Curso de Evidências Eletrônicas na Acadepol firma parceria de sucesso com o Serviço Secreto americano

Numa parceria com o Serviço Secreto dos Estados Unidos a Acadepol realizou de 25 de agosto a 1º de setembro um curso para capacitar policiais civis na identificação de crimes praticados por meios eletrônicos.

Ao todo foram 28 policiais civis, sendo quatro do Rio de Janeiro e quatro do Paraná, que tiveram a oportunidade de aprender novas técnicas e exercícios com seis instrutores integrantes do Serviço Secreto americano que vieram ao Brasil especialmente para repassar os ensinamentos.

Integraram a mesa de honra para a cerimônia de encerramento do curso o diretor da Academia de Polícia Coriolano Nogueira Cobra, Adilson José Vieira Pinto; o subchefe do Escritório do Serviço Secreto dos Estados Unidos, Patrick Bush; o delegado divisionário de polícia da Assistência Policial da Acadepol, Edemur Ercílio Luchiari; o adido adjunto do Escritório do Serviço Secreto dos Estados Unidos e da Embaixada Americana no Brasil, Roger Fuentes; e a delegada divisionária de polícia da Secretaria de Cursos Complementares, Aurora Vicentim Themer de Brito.

Roger Fuentes reconheceu que foi uma grande iniciativa do governo americano nesta parceria com a Academia de Polícia, pois é em São Paulo, por ser a maior cidade do Brasil, onde há a maior incidência de crimes cibernéticos e, consequentemente, tem a maior base do sistema financeiro. Aproveitou ainda a oportunidade para anunciar que o governo americano presentou os computadores utilizados no curso para a Academia de Polícia de São Paulo e para as polícias do Paraná e Rio de Janeiro.

Segundo Patrick Bush, esse curso foi oferecido pela primeira vez para policiais de El Salvador há cinco anos. “Ainda mantenho contato com muitos daqueles estudantes e sei que hoje são experts nos seus campos de trabalho.

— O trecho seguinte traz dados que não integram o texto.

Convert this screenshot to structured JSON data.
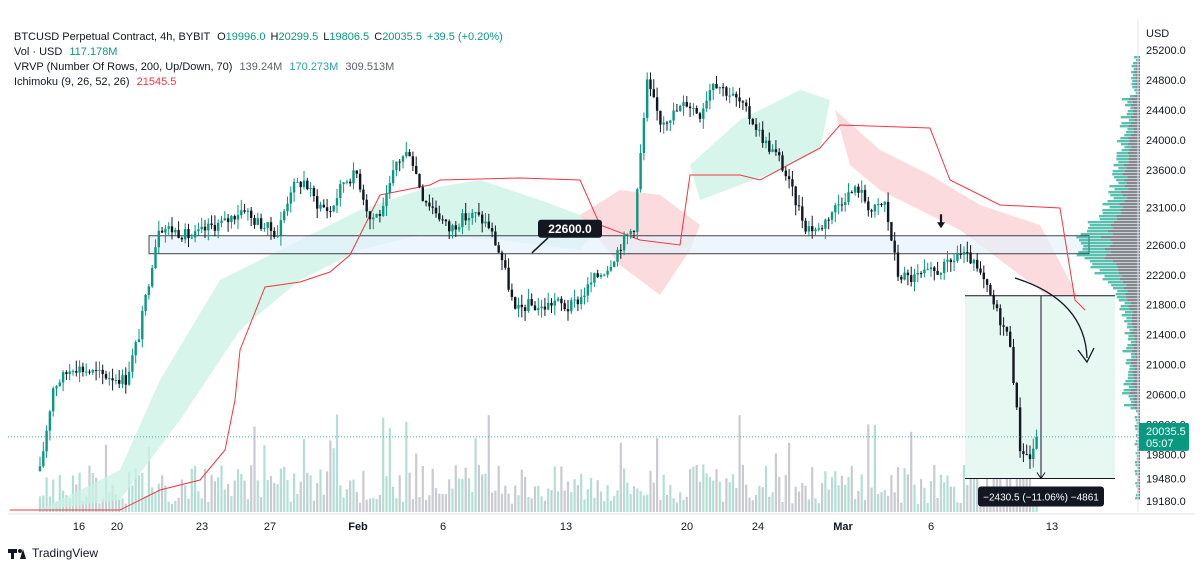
{
  "legend": {
    "symbol": "BTCUSD Perpetual Contract, 4h, BYBIT",
    "o_label": "O",
    "o_val": "19996.0",
    "h_label": "H",
    "h_val": "20299.5",
    "l_label": "L",
    "l_val": "19806.5",
    "c_label": "C",
    "c_val": "20035.5",
    "change": "+39.5 (+0.20%)",
    "vol_label": "Vol · USD",
    "vol_val": "117.178M",
    "vrvp_label": "VRVP (Number Of Rows, 200, Up/Down, 70)",
    "vrvp_v1": "139.24M",
    "vrvp_v2": "170.273M",
    "vrvp_v3": "309.513M",
    "ichimoku_label": "Ichimoku (9, 26, 52, 26)",
    "ichimoku_val": "21545.5"
  },
  "axis": {
    "currency": "USD",
    "price_ticks": [
      "25200.0",
      "24800.0",
      "24400.0",
      "24000.0",
      "23600.0",
      "23100.0",
      "22600.0",
      "22200.0",
      "21800.0",
      "21400.0",
      "21000.0",
      "20600.0",
      "20200.0",
      "19800.0",
      "19480.0",
      "19180.0"
    ],
    "date_ticks": [
      "16",
      "20",
      "23",
      "27",
      "Feb",
      "6",
      "13",
      "20",
      "24",
      "Mar",
      "6",
      "13"
    ]
  },
  "last_price": {
    "value": "20035.5",
    "countdown": "05:07"
  },
  "annotations": {
    "level_label": "22600.0",
    "measure_label": "−2430.5 (−11.06%) −4861"
  },
  "brand": "TradingView",
  "colors": {
    "up": "#089981",
    "down": "#131722",
    "kumo_bull": "#c9f1e4",
    "kumo_bear": "#f9cfd2",
    "baseline": "#f23645",
    "zone_fill": "#e6f2fb",
    "zone_stroke": "#131722",
    "profile_up": "#22ab94",
    "profile_down": "#5d606b",
    "measure_fill": "#e7f7f1"
  },
  "chart_data": {
    "type": "candlestick",
    "timeframe": "4h",
    "symbol": "BTCUSD Perpetual Contract",
    "x_ticks": [
      "16",
      "20",
      "23",
      "27",
      "Feb",
      "6",
      "13",
      "20",
      "24",
      "Mar",
      "6",
      "13"
    ],
    "ylim": [
      19180,
      25200
    ],
    "last_close": 20035.5,
    "key_level": 22600.0,
    "measured_move": {
      "from": 21920,
      "to": 19480,
      "change": -2430.5,
      "change_pct": -11.06,
      "ticks": -4861
    },
    "price_path": [
      [
        0,
        19580
      ],
      [
        4,
        20700
      ],
      [
        10,
        20980
      ],
      [
        18,
        20870
      ],
      [
        26,
        20800
      ],
      [
        30,
        21400
      ],
      [
        36,
        22850
      ],
      [
        40,
        22800
      ],
      [
        46,
        22700
      ],
      [
        52,
        22850
      ],
      [
        56,
        22900
      ],
      [
        62,
        23100
      ],
      [
        64,
        22950
      ],
      [
        72,
        22750
      ],
      [
        76,
        23350
      ],
      [
        80,
        23450
      ],
      [
        84,
        23150
      ],
      [
        88,
        23050
      ],
      [
        92,
        23450
      ],
      [
        96,
        23550
      ],
      [
        100,
        22950
      ],
      [
        104,
        23050
      ],
      [
        108,
        23700
      ],
      [
        112,
        23850
      ],
      [
        116,
        23250
      ],
      [
        120,
        23050
      ],
      [
        124,
        22800
      ],
      [
        128,
        22950
      ],
      [
        132,
        23000
      ],
      [
        136,
        22850
      ],
      [
        140,
        22400
      ],
      [
        144,
        21700
      ],
      [
        148,
        21800
      ],
      [
        152,
        21750
      ],
      [
        156,
        21850
      ],
      [
        160,
        21750
      ],
      [
        164,
        21900
      ],
      [
        168,
        22150
      ],
      [
        172,
        22300
      ],
      [
        176,
        22600
      ],
      [
        180,
        22850
      ],
      [
        184,
        24750
      ],
      [
        188,
        24250
      ],
      [
        192,
        24350
      ],
      [
        196,
        24500
      ],
      [
        200,
        24350
      ],
      [
        204,
        24800
      ],
      [
        208,
        24650
      ],
      [
        212,
        24500
      ],
      [
        216,
        24250
      ],
      [
        220,
        23950
      ],
      [
        224,
        23750
      ],
      [
        228,
        23300
      ],
      [
        232,
        22850
      ],
      [
        236,
        22800
      ],
      [
        240,
        23050
      ],
      [
        244,
        23250
      ],
      [
        248,
        23350
      ],
      [
        252,
        23050
      ],
      [
        256,
        23150
      ],
      [
        260,
        22200
      ],
      [
        264,
        22150
      ],
      [
        268,
        22200
      ],
      [
        272,
        22250
      ],
      [
        276,
        22350
      ],
      [
        278,
        22480
      ],
      [
        282,
        22400
      ],
      [
        286,
        22100
      ],
      [
        290,
        21700
      ],
      [
        294,
        21300
      ],
      [
        297,
        19900
      ],
      [
        300,
        19750
      ],
      [
        302,
        20035
      ]
    ]
  }
}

Este curso vai dar base para que os senhores também se tornem experts. Os crimes cibernéticos estão crescendo e as pessoas podem praticá-lo de qualquer lugar, então e muito importante que nos especializemos”, constatou.

Adilson Vieira Pinto agradeceu a parceria “que possibilitou que o curso fosse um sucesso”. O diretor da Acadepol prosseguiu nos seus agradecimentos ao governo americano que permitiu que houvesse um grande avanço que contribuiu para os esforços pessoais de cada aluno presente. “Não é só uma palavra de agradecimento é também um reconhecimento de um débito que a Academia de Polícia tem com o governo dos Estados Unidos e, em especial, com o Serviço Secreto Americano. Eu não tenho como pagar, mas tenho como ficar mais devedor”, disse referindo-se à sua expectativa pela continuidade de novos cursos como esse. Ele ainda destacou a presença dos policiais de outros Estados, demonstrando a grande honra em recebê-los na sua Casa de Ensino.

Alunos superam expectativas

A investigadora de polícia Denize Veridiana de Camargo do Setor de Inteligência da Polícia Civil do Paraná compartilha a opinião com seus colegas de que foi muito importante o curso na medida em que se mostraram os caminhos que se pode tomar uma investigação nessa área.

Para o delegado de polícia do Departamento de Polícia de Proteção à Cidadania (DPPC), Fernando Shimidt de Paula, o curso superou as expectativas: “É um marco para o meu desenvolvimento pessoal na área de inteligência policial”.

O inspetor de polícia do Rio de Janeiro, Wagner Marins, juntamente com seus colegas ficou muito agradecido pela obtenção do conhecimento técnico e pela aproximação com a polícia de outros Estados. Sua opinião é acrescentada pelo seu colega de turma, o investigador de polícia do Paraná, João Cesar Chandoha: “No mundo em que vivemos são poucas as oportunidades, por isso devemos aproveitar esses momentos para nos aprimorarmos tanto pessoalmente quanto profissionalmente”, disse pretendendo repassar o que aprendeu aos demais integrantes de sua instituição.